THE GRAND INQUISITOR IN THE HOUSE OF THE DEAD
There were five guys in the Emissary’s lobby when Amar Shadak arrived. They wore track pants and jackets and expensive running shoes with squishy balloons in the heels that were supposed to make high-impact athletics easier on the ankles. The balloons were wasted on these guys. For one thing, there were at least twice as many chins as guys here. For another, when they talked, they made a wheezing fat man sound. And finally, two of them were smoking, in defiance of what Shadak understood to be a rigidly enforced anti-smoking law in the new mayor’s New York City.
But smoking and morbid obesity would have been the least of their concerns if a New York policeman were to stop them on the street. All of them, Shadak expected, were packing guns.

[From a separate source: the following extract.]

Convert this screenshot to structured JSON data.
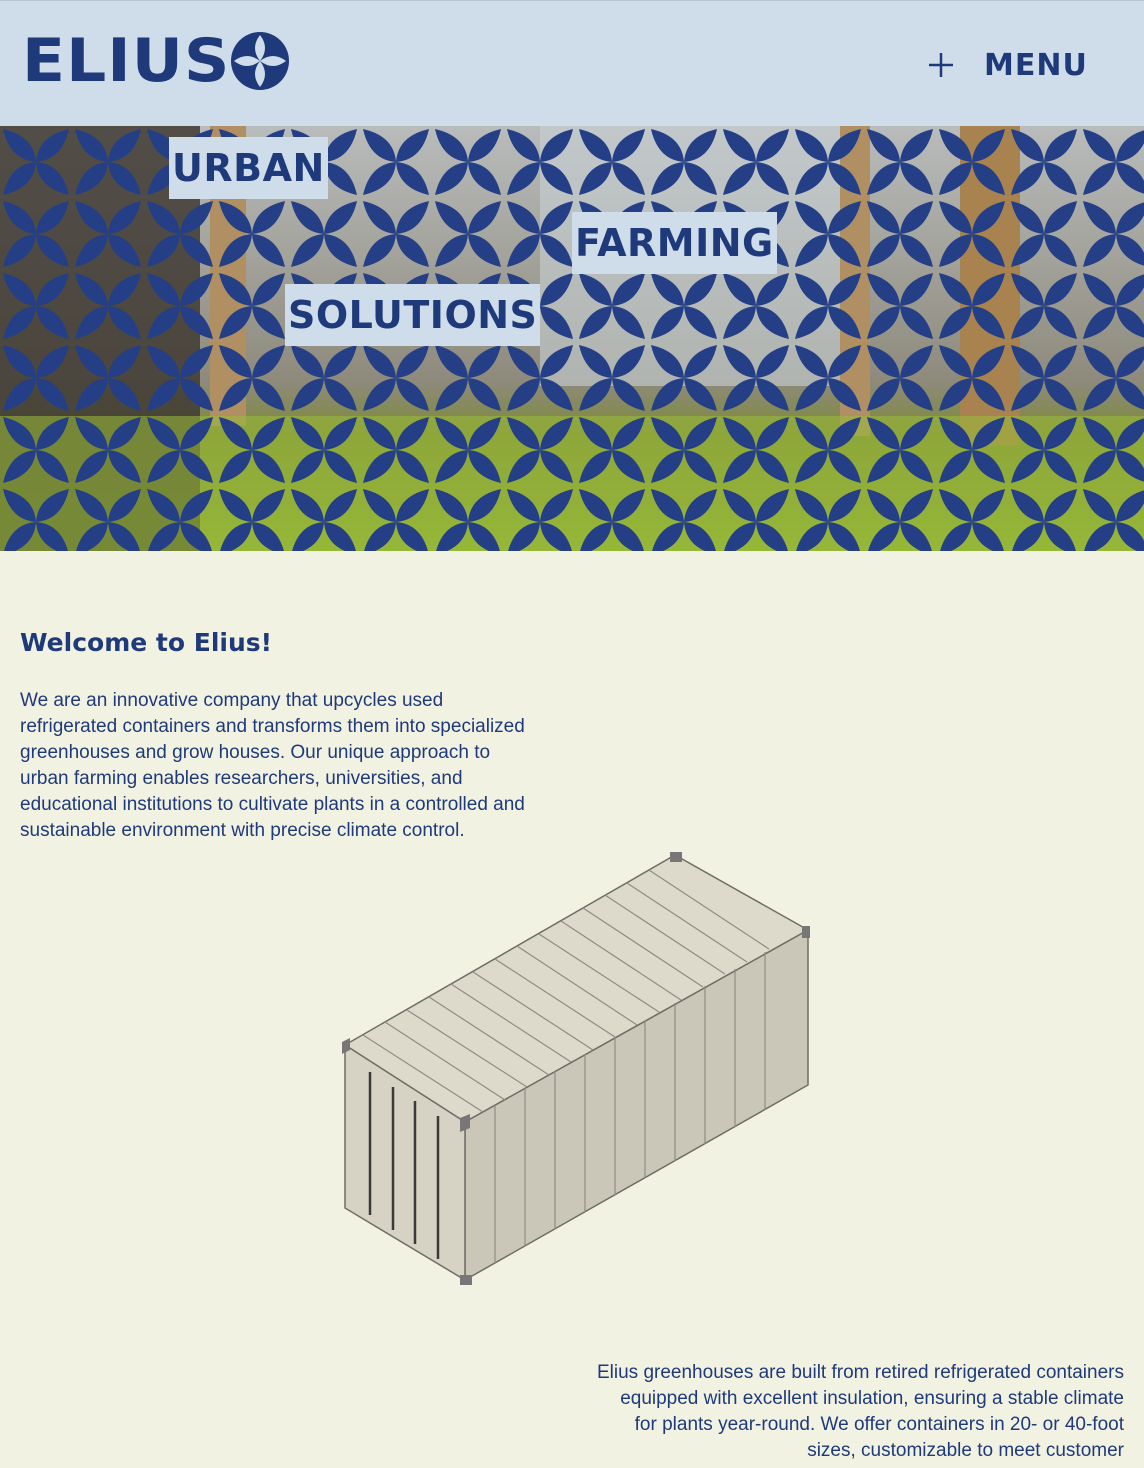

“Hey,” said one of them as Shadak set his bag down. “We’re closed for business, buddy. New fuckin’ management — you got it?”
“I am here to see my friend Gepetto,” said Shadak pleasantly. “I have an appointment.”
“Do you now?”
“I am Amar,” said Shadak. “I called ahead last night.”
“Amar,” said another one of the guys. “From Istanbul, right?”
“That’s right.” This one was taller than his friends, with greying hair. He looked Shadak in the eye. “They said a guy from Istanbul would be showing up here this morning. Guess you’re him.”
“That’s right.” Shadak smiled.
“You just fly in? Shoulda called from the airport. We woulda sent a car.”
“Under the circumstances,” said Shadak, “it was better I take a taxicab.”
The grey-haired guy nodded. He didn’t take his eyes off Shadak. “Sometimes that’s better,” he said.
“Don’t know who you can trust these days,” said the smaller man. He looked over to grey-hair. “Isn’t that right, Jack?”
Grey-haired Jack nodded. But he didn’t take his eyes off Shadak. His eyes scanned down his torso — probably, Shadak thought, checking him out for weapons. He didn’t blame him. Jack was one of Gepetto Bucci’s boys — and the whole gang of them had just discovered the biggest mystery of their lives here: a ghost hotel. Lights on, sheets turned. But empty. Whole staff gone AWOL. Not a guest in the place.
Shadak remembered the argument he’d had with old Bucci, when he’d first asked him to send someone over to the Emissary Hotel on Broadway:
“What the fuck you want to go to a fuckin’ dry cleaner’s for?”
“It’s not a dry cleaner’s. I need you to go to the 14th floor of the Emissary and find an old Russian named Kolyokov. I think maybe he is gone. If he is — I want you to bring some people to me.”